Black History impacts and is part of local, national, international and world history.
This month is to highlight and celebrate the inequality and relevance of the contribution of stories, histories, achievements, cultures, business, science, creatives (from Black backgrounds), that have contributed to our world.
Stories and icons you may have no knowledge of; are enlightened by- maybe curious to explore and once discovered eager to share.
The wider our knowledge, the more educated and understanding we are. Enabling personal growth and sharing that, in our communities.
We all learn differently so please see below a few examples of Black voices, Icons, Academics and creatives that have impacted on your past and may change your future development.
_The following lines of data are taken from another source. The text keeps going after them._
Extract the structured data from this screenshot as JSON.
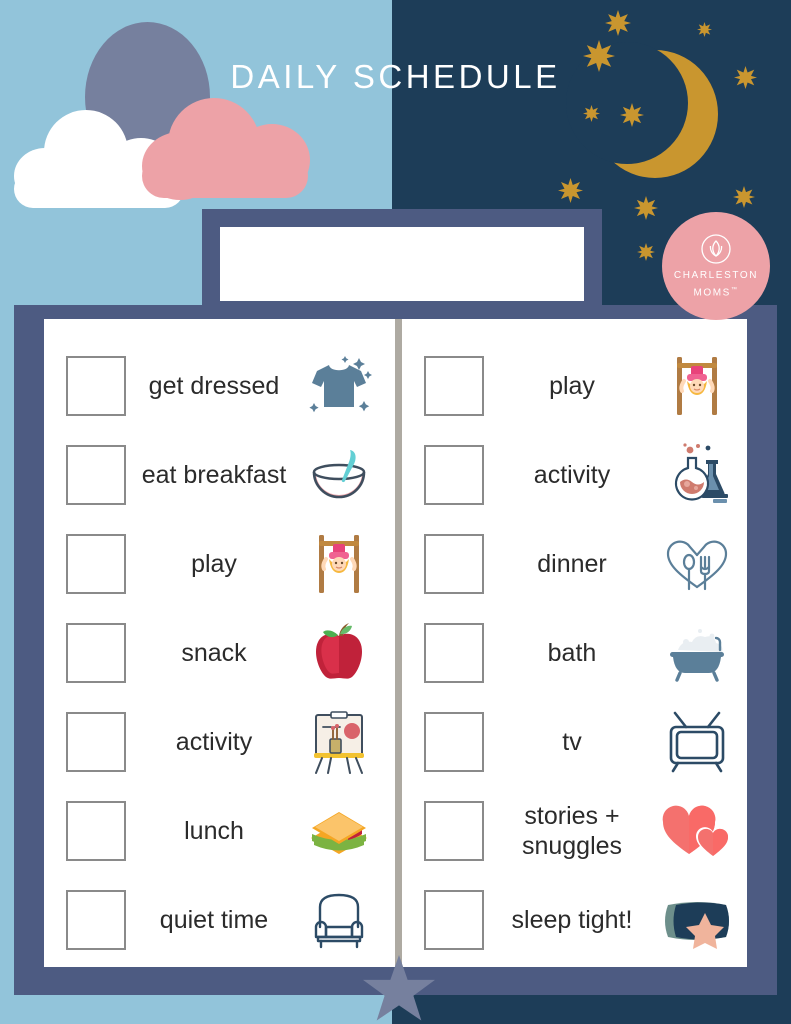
{
  "page": {
    "title": "DAILY SCHEDULE"
  },
  "brand": {
    "line1": "CHARLESTON",
    "line2": "MOMS",
    "trademark": "™"
  },
  "name_field": {
    "value": "",
    "placeholder": ""
  },
  "colors": {
    "sky_day": "#92c4da",
    "sky_night": "#1d3d58",
    "frame": "#4d5b82",
    "card": "#ffffff",
    "divider": "#aeaaa2",
    "moon": "#c9962f",
    "star_gold": "#c9962f",
    "star_slate": "#76809e",
    "cloud_pink": "#eda2a7",
    "sun": "#76809e",
    "label_text": "#2b2b2b",
    "checkbox_border": "#8a8a8a",
    "logo_bg": "#eda2a7"
  },
  "columns": {
    "left": [
      {
        "label": "get dressed",
        "icon": "tshirt-icon",
        "checked": false
      },
      {
        "label": "eat breakfast",
        "icon": "bowl-spoon-icon",
        "checked": false
      },
      {
        "label": "play",
        "icon": "swing-child-icon",
        "checked": false
      },
      {
        "label": "snack",
        "icon": "apple-icon",
        "checked": false
      },
      {
        "label": "activity",
        "icon": "easel-icon",
        "checked": false
      },
      {
        "label": "lunch",
        "icon": "sandwich-icon",
        "checked": false
      },
      {
        "label": "quiet time",
        "icon": "armchair-icon",
        "checked": false
      }
    ],
    "right": [
      {
        "label": "play",
        "icon": "swing-child-icon",
        "checked": false
      },
      {
        "label": "activity",
        "icon": "science-flask-icon",
        "checked": false
      },
      {
        "label": "dinner",
        "icon": "heart-utensils-icon",
        "checked": false
      },
      {
        "label": "bath",
        "icon": "bathtub-icon",
        "checked": false
      },
      {
        "label": "tv",
        "icon": "television-icon",
        "checked": false
      },
      {
        "label": "stories + snuggles",
        "icon": "two-hearts-icon",
        "checked": false
      },
      {
        "label": "sleep tight!",
        "icon": "pillow-star-icon",
        "checked": false
      }
    ]
  }
}
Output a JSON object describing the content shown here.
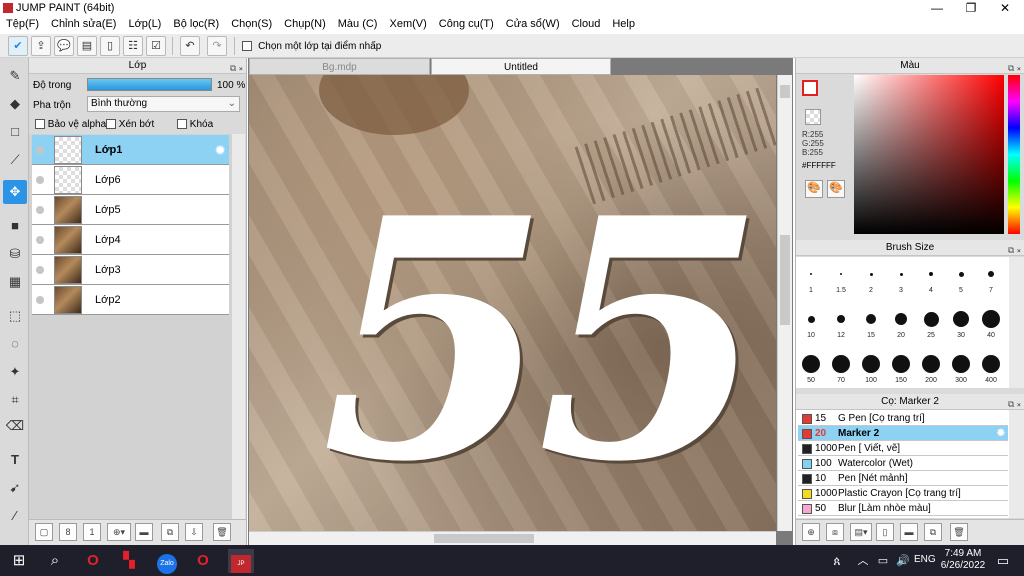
{
  "window": {
    "title": "JUMP PAINT (64bit)",
    "min": "—",
    "max": "❐",
    "close": "✕"
  },
  "menu": [
    "Tệp(F)",
    "Chỉnh sửa(E)",
    "Lớp(L)",
    "Bộ lọc(R)",
    "Chọn(S)",
    "Chụp(N)",
    "Màu (C)",
    "Xem(V)",
    "Công cụ(T)",
    "Cửa sổ(W)",
    "Cloud",
    "Help"
  ],
  "toolbar": {
    "option_label": "Chọn một lớp tại điểm nhấp"
  },
  "layer_panel": {
    "title": "Lớp",
    "opacity_label": "Độ trong",
    "opacity_value": "100 %",
    "opacity_fraction": 1.0,
    "blend_label": "Pha trộn",
    "blend_value": "Bình thường",
    "opt_alpha": "Bảo vệ alpha",
    "opt_clip": "Xén bớt",
    "opt_lock": "Khóa",
    "layers": [
      "Lớp1",
      "Lớp6",
      "Lớp5",
      "Lớp4",
      "Lớp3",
      "Lớp2"
    ]
  },
  "tabs": [
    "Bg.mdp",
    "Untitled"
  ],
  "color_panel": {
    "title": "Màu",
    "r": "R:255",
    "g": "G:255",
    "b": "B:255",
    "hex": "#FFFFFF"
  },
  "brush_size_panel": {
    "title": "Brush Size",
    "sizes": [
      "1",
      "1.5",
      "2",
      "3",
      "4",
      "5",
      "7",
      "10",
      "12",
      "15",
      "20",
      "25",
      "30",
      "40",
      "50",
      "70",
      "100",
      "150",
      "200",
      "300",
      "400"
    ]
  },
  "brush_panel": {
    "title": "Cọ: Marker 2",
    "brushes": [
      {
        "size": "15",
        "name": "G Pen [Cọ trang trí]",
        "color": "#e53935"
      },
      {
        "size": "20",
        "name": "Marker 2",
        "color": "#e53935"
      },
      {
        "size": "1000",
        "name": "Pen [ Viết, vẽ]",
        "color": "#212121"
      },
      {
        "size": "100",
        "name": "Watercolor (Wet)",
        "color": "#7fd3f0"
      },
      {
        "size": "10",
        "name": "Pen [Nét mảnh]",
        "color": "#212121"
      },
      {
        "size": "1000",
        "name": "Plastic Crayon [Cọ trang trí]",
        "color": "#f2dc1f"
      },
      {
        "size": "50",
        "name": "Blur [Làm nhòe màu]",
        "color": "#f7a8d0"
      }
    ]
  },
  "canvas_art": {
    "text": "55"
  },
  "taskbar": {
    "time": "7:49 AM",
    "date": "6/26/2022",
    "lang": "ENG"
  }
}
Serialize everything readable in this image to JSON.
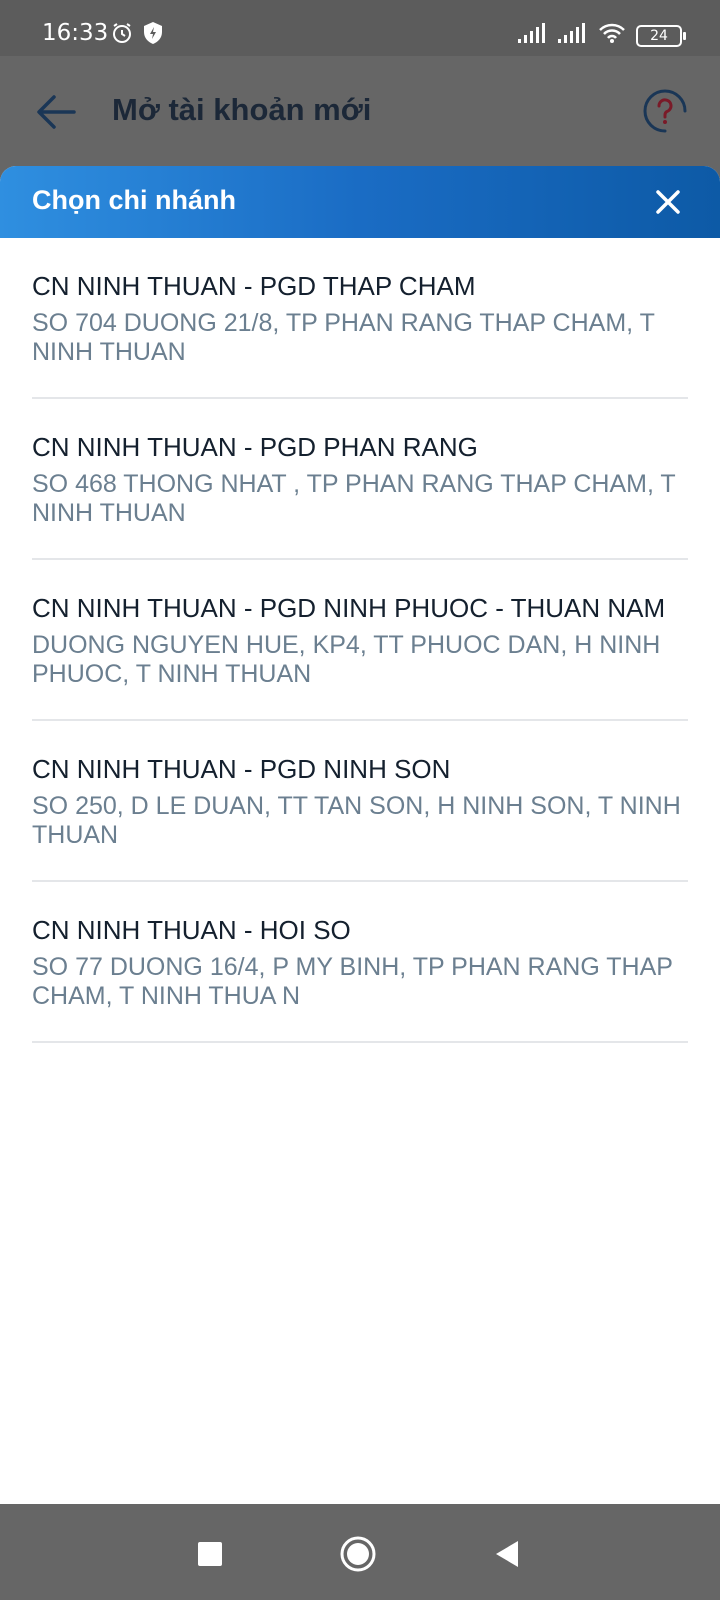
{
  "status_bar": {
    "time": "16:33",
    "battery": "24",
    "icons_left": [
      "alarm-icon",
      "shield-bolt-icon"
    ],
    "icons_right": [
      "signal-icon",
      "signal-icon",
      "wifi-icon",
      "battery-icon"
    ]
  },
  "header": {
    "title": "Mở tài khoản mới",
    "back_icon": "arrow-left-icon",
    "help_icon": "help-circle-icon"
  },
  "sheet": {
    "title": "Chọn chi nhánh",
    "close_icon": "close-icon",
    "branches": [
      {
        "name": "CN NINH THUAN - PGD THAP CHAM",
        "address": "SO 704 DUONG 21/8, TP PHAN RANG THAP CHAM, T NINH THUAN"
      },
      {
        "name": "CN NINH THUAN - PGD PHAN RANG",
        "address": "SO 468 THONG NHAT , TP PHAN RANG THAP CHAM, T NINH THUAN"
      },
      {
        "name": "CN NINH THUAN - PGD NINH PHUOC - THUAN NAM",
        "address": "DUONG NGUYEN HUE, KP4, TT PHUOC DAN, H NINH PHUOC, T NINH THUAN"
      },
      {
        "name": "CN NINH THUAN - PGD NINH SON",
        "address": "SO 250, D LE DUAN, TT TAN SON, H NINH SON, T NINH THUAN"
      },
      {
        "name": "CN NINH THUAN - HOI SO",
        "address": "SO 77 DUONG 16/4, P MY BINH, TP PHAN RANG THAP CHAM, T NINH THUA N"
      }
    ]
  },
  "nav_bar": {
    "icons": [
      "recents-square-icon",
      "home-circle-icon",
      "back-triangle-icon"
    ]
  },
  "colors": {
    "header_gradient_start": "#2f8fe0",
    "header_gradient_end": "#0d5aa6",
    "text_primary": "#14202e",
    "text_secondary": "#6b7f90",
    "help_accent": "#7a1a28"
  }
}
As an organisation we promote marginalised people having ‘their voices’ heard’ promoting an inclusive environment – at every level.
What will you uncover today that changes your view of the world, makes you think, inspires and ensures that you continue to be inclusive.
Click the links below to find out more
Educating our little ones – Grace Byers Reads “I Am Enough”
Grace Byers is a Caymanian-American actress, known for her role as Anika Calhoun in the Fox music-industry drama, Empire.
Inspiring Heritage- Olaudah Equiano
He rose to prominence in the late 18th century as the leading black campaigner for the abolition of the transatlantic slave trade
Emotive Heritage – Maya Angelo- Poet
Maya Angelou was an American poet, memoirist, and civil rights activist. She published seven autobiographies, three books of essays, several books of poetry, and is credited with a list of plays, movies, and television shows spanning over 50 years
Excellence in Science –Dr Mae Carol Jemison
An American engineer, physician, and former NASA astronaut.
First Black woman to travel into space when she served as a mission specialist aboard the Space Shuttle Endeavour.
Sporting Excellence- Walter Tull
Walter Tull was one of Britain’s first black professional footballers, playing for Tottenham Hotspur and Northampton Town in the years leading up to the first world war.
Pioneer – Emma-Clarke-Britains 1st documented black-female-footballer
Born in Liverpool in 1876 to parents William and Wilhelmina, there was nothing remarkable about Emma Clarke at the time of her birth, except perhaps that she was one of 14 children. Clarke, though, would go on to leave an indelible mark on football in Great Britain – a mark not fully realised nor appreciated until as recently as 2017, when it was revealed Clarke was the first black female footballer to play the game, making her one of the most remarkable footballers you’ve possibly never heard of.